Four and a half decades later, a majority of congress, led by the Trump Administration, have not only put a price on that life, they’ve discounted it, drastically.
According to the New Yorker, the proposed changes will pave the way for road, oil pipelines, and mines to be built in the habitats of some of our country’s most endangered species. No longer will those animals be protected, “without reference to possible economic or other impacts.” Leading Republicans intend to strike that from the record, completely.

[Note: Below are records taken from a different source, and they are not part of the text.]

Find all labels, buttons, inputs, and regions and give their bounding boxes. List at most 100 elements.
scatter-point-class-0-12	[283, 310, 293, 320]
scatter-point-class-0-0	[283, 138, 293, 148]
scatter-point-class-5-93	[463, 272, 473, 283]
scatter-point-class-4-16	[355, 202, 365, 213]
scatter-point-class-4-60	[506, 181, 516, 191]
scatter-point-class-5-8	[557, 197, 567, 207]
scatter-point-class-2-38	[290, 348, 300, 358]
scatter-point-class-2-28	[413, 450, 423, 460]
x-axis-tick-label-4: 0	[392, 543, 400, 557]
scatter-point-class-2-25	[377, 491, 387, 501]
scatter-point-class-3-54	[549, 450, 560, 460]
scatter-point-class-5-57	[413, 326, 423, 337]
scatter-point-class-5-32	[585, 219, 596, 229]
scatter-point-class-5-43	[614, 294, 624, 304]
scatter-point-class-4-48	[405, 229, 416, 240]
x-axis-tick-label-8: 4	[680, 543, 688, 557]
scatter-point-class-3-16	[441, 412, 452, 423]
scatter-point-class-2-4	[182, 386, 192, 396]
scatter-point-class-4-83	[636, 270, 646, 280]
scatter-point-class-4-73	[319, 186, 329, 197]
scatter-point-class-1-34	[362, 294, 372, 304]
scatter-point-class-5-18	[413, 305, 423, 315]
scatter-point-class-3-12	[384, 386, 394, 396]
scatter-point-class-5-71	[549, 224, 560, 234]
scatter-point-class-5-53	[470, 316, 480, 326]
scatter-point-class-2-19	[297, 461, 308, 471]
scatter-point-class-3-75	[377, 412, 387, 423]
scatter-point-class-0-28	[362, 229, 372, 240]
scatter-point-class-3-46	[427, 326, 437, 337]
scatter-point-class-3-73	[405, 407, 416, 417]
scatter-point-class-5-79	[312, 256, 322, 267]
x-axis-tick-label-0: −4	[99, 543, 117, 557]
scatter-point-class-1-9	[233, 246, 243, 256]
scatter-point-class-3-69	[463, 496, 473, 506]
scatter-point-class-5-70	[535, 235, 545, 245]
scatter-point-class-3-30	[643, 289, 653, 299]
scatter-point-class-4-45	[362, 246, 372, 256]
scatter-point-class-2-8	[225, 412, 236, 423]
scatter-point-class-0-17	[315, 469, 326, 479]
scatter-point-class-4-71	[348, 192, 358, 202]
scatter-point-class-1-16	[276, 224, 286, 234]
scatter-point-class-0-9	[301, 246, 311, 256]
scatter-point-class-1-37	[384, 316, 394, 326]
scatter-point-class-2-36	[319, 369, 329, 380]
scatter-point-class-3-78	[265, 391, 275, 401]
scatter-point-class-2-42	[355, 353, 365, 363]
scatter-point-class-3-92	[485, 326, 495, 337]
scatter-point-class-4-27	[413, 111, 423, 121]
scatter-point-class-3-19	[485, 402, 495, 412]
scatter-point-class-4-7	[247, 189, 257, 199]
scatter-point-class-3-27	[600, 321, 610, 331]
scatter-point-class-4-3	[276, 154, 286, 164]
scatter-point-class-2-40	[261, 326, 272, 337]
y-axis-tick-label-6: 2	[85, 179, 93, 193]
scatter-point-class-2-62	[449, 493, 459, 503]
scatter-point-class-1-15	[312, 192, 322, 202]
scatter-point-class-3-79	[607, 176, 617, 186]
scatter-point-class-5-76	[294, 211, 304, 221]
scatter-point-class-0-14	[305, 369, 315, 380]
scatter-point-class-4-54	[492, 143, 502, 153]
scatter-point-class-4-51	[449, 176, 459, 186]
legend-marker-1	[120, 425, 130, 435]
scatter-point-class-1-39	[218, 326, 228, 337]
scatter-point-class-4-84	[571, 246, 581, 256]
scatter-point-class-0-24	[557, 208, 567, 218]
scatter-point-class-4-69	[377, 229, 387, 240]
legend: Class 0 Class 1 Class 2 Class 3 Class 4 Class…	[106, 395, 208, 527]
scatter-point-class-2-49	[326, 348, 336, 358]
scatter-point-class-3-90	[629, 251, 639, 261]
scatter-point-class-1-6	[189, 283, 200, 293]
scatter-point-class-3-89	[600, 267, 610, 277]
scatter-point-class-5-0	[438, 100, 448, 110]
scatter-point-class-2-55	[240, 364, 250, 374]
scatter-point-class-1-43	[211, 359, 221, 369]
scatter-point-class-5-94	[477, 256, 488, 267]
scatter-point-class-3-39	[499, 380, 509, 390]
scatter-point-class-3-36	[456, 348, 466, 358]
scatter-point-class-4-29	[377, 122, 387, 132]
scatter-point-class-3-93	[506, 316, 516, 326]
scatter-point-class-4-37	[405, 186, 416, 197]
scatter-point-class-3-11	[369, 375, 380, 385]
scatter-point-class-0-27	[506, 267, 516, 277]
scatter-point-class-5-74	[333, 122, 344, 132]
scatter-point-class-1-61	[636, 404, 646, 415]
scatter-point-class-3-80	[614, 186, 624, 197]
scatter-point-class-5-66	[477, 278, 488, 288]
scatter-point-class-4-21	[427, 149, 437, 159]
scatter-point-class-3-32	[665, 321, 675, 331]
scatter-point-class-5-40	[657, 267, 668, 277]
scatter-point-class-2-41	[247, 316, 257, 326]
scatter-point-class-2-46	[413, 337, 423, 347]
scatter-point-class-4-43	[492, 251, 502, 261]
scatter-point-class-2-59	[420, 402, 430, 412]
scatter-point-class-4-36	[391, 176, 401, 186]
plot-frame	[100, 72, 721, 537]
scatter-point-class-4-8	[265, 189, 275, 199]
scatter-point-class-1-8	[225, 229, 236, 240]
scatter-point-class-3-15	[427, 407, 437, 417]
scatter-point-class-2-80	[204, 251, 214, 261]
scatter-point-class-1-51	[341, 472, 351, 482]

As for threatened species, those slightly less at risk, their protections may be removed completely. According to the Guardian, action would only be taken “if future threats and species’ responses to those threats were deemed probable.” That means species like arctic ringed seals, added to the protected list under the Obama administration due to impeding threats from climate change, would no longer be considered when new developments are built near, or in, their habitat.
Without the protection of the ESA, several species in North America may soon find themselves being ushered toward extinction.
Here are the six we need to be most concerned with:
6. Sage Grouse
Oil developments have been expanding into previously protected Sage Grouse territory since 2017. In June of that year, Interior Secretary Ryan Zinke said Obama-era Sage Grouse protections needed to be trimmed back, to “protect sage grouse and its habitat while also ensuring conservation efforts do not impede local economic opportunities.”
According to Reuters, it took no shortage of time and legislature to put the previous protection in place, and rolling them back deals a serious blow to the species.
“Habitat fragmentation and degradation have led to plummeting populations across their range,” Environment Law at Harvard maintains. “A conservation and habitat management plan was crafted with cooperation from Western states governors, public land users, and environmental groups as a compromise to prevent listing the birds under the Endangered Species Act. If the plan is repealed, states will no longer be required to follow the conservation plan.
5. Delta Smelt
The Delta Smelt, once plentiful in the Sacramento-San Joaquin Delta, has been listed as a threatened species for over a decade. In 2009, its status in California was upgraded from threatened to endangered.
According to Undark, only a half dozen Delta Smelt remained, just 6 years later.
The fish has made a meager comeback, now numbering near 48,000 in the wild, though that population is expected to take a big hit as the ESA’s gutting makes way for development along the riverside.
The Delta Smelt could be the first fish on the list of threatened animals to go extinct after the proposed changes take place.
“If we’re going to save the Delta smelt,” Peter Moyle, associate director of the Center for Watershed Sciences at University of California, Davis, told Undark. “It has to be in the context of a totally different ecosystem than the one it evolved in.”